We talked about quill-cutting, parchment-making and other scribal traditions and how exciting it is to look at these materials and discover things about production and use.
When I went to sit down to look at the books, she apologized for taking me from my work, but the truth was that speaking with her is my work. Getting to look at books and learning more about these writing manuals is important, but I wanted to meet the scholars, librarians and staff that are charged with caring for these books.
After lunch, I came back and continued looking at the books I’d called up. Palatino’s writing manuals have been well researched by Stanley Morison and others, but I think there’s more to learn by looking at these books. A digital copy will only represent one iteration. Each time I open a writing manual, I am excited to see how it has lived and been used.
This interplay of book and reader shows the challenge of learning to master a particular hand. Sometimes the student is not very skilled, and sometimes they are better. And often, the progression is obvious through the book’s progression.
You see in the above image a woodblock that was cut in 1565 being used in the 1566 edition of the Compendio del Gran Volume. This block was cut a year before the printing of this book. It was the norm for woodblocks to be stored and reused in subsequent books. Typesetting for the later editions was newly done yet the woodblock is older. This copy then, has three distinct time element in this one page:
1566: Typeset signature mark at lower right “Ciij”
1667: Manuscript practice, dated to a century later
And on the verso of the leaf marked “Ciij” is another block cut a year later in 1566 with the same 17th century scribe’s annotation of Palatino’s full name.
There’s more to discuss about the Folger’s Palatino collection, and I’ll continue that in my next post.
I’ve stopped overnight in Santa Fe, NM at my brother Jamie’s house. The 1,300 mile ride has been enjoyable, and I’m only a day or two behind in getting to my first library destination, the Harry Ransom Center in Austin, TX.
Writing manuals not only taught stroke sequence, or ductus, they also taught how to cut and hold the quill pen. Various feathers have been used but goose and turkey quills are commonly used today. The primary flight feather is considered the best quill to use for writing.
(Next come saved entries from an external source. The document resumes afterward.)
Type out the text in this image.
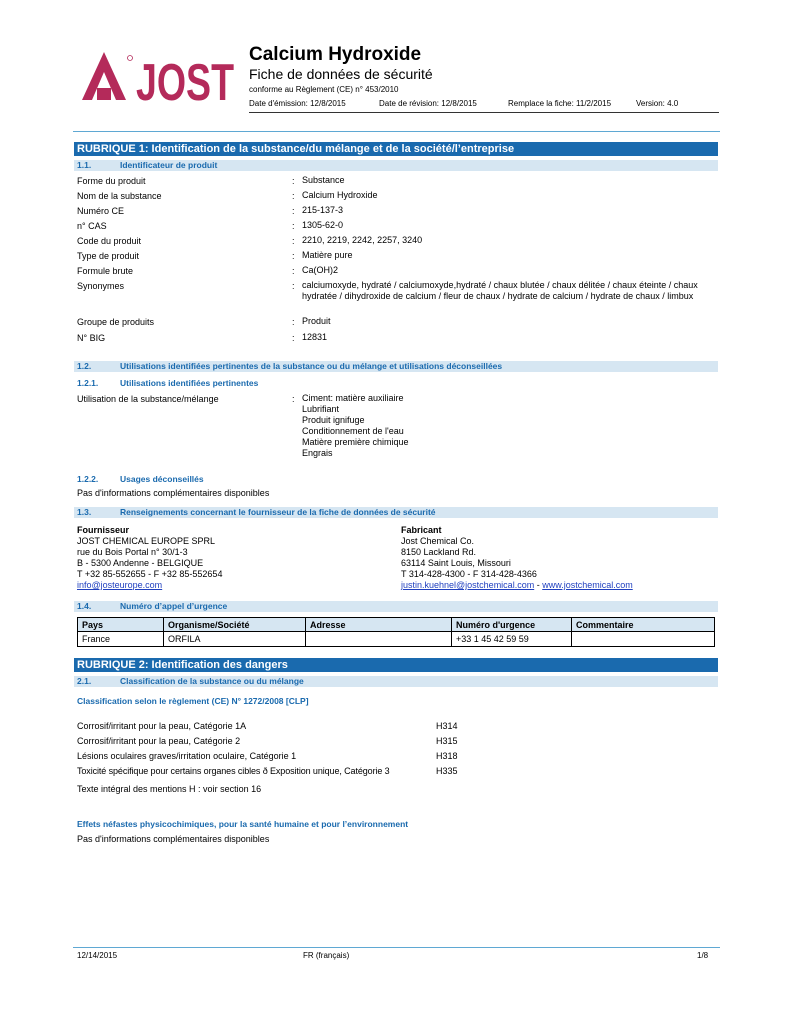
JOST Calcium Hydroxide
Fiche de données de sécurité
conforme au Règlement (CE) n° 453/2010
Date d'émission: 12/8/2015	Date de révision: 12/8/2015	Remplace la fiche: 11/2/2015	Version: 4.0
RUBRIQUE 1: Identification de la substance/du mélange et de la société/l’entreprise
1.1.	Identificateur de produit
Forme du produit	: Substance
Nom de la substance	: Calcium Hydroxide
Numéro CE	: 215-137-3
n° CAS	: 1305-62-0
Code du produit	: 2210, 2219, 2242, 2257, 3240
Type de produit	: Matière pure
Formule brute	: Ca(OH)2
Synonymes	: calciumoxyde, hydraté / calciumoxyde,hydraté / chaux blutée / chaux délitée / chaux éteinte / chaux hydratée / dihydroxide de calcium / fleur de chaux / hydrate de calcium / hydrate de chaux / limbux
Groupe de produits	: Produit
N° BIG	: 12831
1.2.	Utilisations identifiées pertinentes de la substance ou du mélange et utilisations déconseillées
1.2.1.	Utilisations identifiées pertinentes
Utilisation de la substance/mélange	: Ciment: matière auxiliaire
Lubrifiant
Produit ignifuge
Conditionnement de l'eau
Matière première chimique
Engrais
1.2.2.	Usages déconseillés
Pas d'informations complémentaires disponibles
1.3.	Renseignements concernant le fournisseur de la fiche de données de sécurité
Fournisseur
JOST CHEMICAL EUROPE SPRL
rue du Bois Portal n° 30/1-3
B - 5300 Andenne - BELGIQUE
T +32 85-552655 - F +32 85-552654
info@josteurope.com
Fabricant
Jost Chemical Co.
8150 Lackland Rd.
63114 Saint Louis, Missouri
T 314-428-4300 - F 314-428-4366
justin.kuehnel@jostchemical.com - www.jostchemical.com
1.4.	Numéro d’appel d’urgence
Pays	Organisme/Société	Adresse	Numéro d'urgence	Commentaire
France	ORFILA		+33 1 45 42 59 59	
RUBRIQUE 2: Identification des dangers
2.1.	Classification de la substance ou du mélange
Classification selon le règlement (CE) N° 1272/2008 [CLP]
Corrosif/irritant pour la peau, Catégorie 1A	H314
Corrosif/irritant pour la peau, Catégorie 2	H315
Lésions oculaires graves/irritation oculaire, Catégorie 1	H318
Toxicité spécifique pour certains organes cibles ð Exposition unique, Catégorie 3	H335
Texte intégral des mentions H : voir section 16
Effets néfastes physicochimiques, pour la santé humaine et pour l’environnement
Pas d'informations complémentaires disponibles
12/14/2015	FR (français)	1/8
One of the things I like about calligraphy is that the tools are simple, fairly small and light-weight and can be handled easily. I prepared for my trip by cutting the feathers off a number of turkey quills. I’ve packed two different quill knives, some ink and gouache so that I can demonstrate along the way. I hope to demonstrate quill cutting and talk about these books as I ride to institutions with writing manuals.
The Harry Ransom Center acquired the Marzoli collection of written manuals in 1962. Her catalog of seventy-two writing books will aid in my research. I will also spend time with the Beaufoy collection of writing manuals that have been disbound and mounted scrapbook-style in large 19th century tooled bindings. There promise to be many discoveries in these 7 volumes which house about 50 books.
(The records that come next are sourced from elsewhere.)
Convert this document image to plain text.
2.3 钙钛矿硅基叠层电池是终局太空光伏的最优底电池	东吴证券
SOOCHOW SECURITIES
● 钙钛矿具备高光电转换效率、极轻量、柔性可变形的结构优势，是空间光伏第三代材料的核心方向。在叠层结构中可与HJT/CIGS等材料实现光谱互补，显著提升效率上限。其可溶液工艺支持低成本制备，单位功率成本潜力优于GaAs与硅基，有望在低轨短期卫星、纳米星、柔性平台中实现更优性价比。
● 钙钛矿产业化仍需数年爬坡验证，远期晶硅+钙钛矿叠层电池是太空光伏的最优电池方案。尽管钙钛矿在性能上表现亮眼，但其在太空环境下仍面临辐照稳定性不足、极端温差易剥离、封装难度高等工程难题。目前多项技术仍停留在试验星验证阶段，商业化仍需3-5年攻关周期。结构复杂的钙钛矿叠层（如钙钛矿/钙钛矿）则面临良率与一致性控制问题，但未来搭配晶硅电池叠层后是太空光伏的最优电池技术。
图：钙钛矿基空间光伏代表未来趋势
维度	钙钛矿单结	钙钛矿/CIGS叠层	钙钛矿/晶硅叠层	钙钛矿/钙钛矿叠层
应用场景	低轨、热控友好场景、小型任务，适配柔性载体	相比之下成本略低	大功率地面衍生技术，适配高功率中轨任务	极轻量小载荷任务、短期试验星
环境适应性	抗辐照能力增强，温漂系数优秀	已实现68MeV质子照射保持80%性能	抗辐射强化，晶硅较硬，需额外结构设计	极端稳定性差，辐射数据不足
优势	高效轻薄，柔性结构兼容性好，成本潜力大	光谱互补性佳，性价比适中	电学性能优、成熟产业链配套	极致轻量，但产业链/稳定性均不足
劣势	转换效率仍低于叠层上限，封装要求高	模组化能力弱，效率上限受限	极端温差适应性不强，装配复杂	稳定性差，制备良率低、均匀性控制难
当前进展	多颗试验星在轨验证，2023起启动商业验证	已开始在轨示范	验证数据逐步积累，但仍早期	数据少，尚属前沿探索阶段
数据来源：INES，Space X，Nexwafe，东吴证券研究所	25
Both the Beaufoy and Marzoli collections illustrate how traveling to an institution and talking with librarians aid an online census for these books. Neither of these two collections are cataloged with full information. Rich Orem was instructive in pointing out things about each that weren’t in the catalog.
Reviewing the books I’ve seen, the Marzoli catalog as well as the scholarly papers held with these materials will give me my first chance to develop a dialog and working procedure that I can take to other institutions.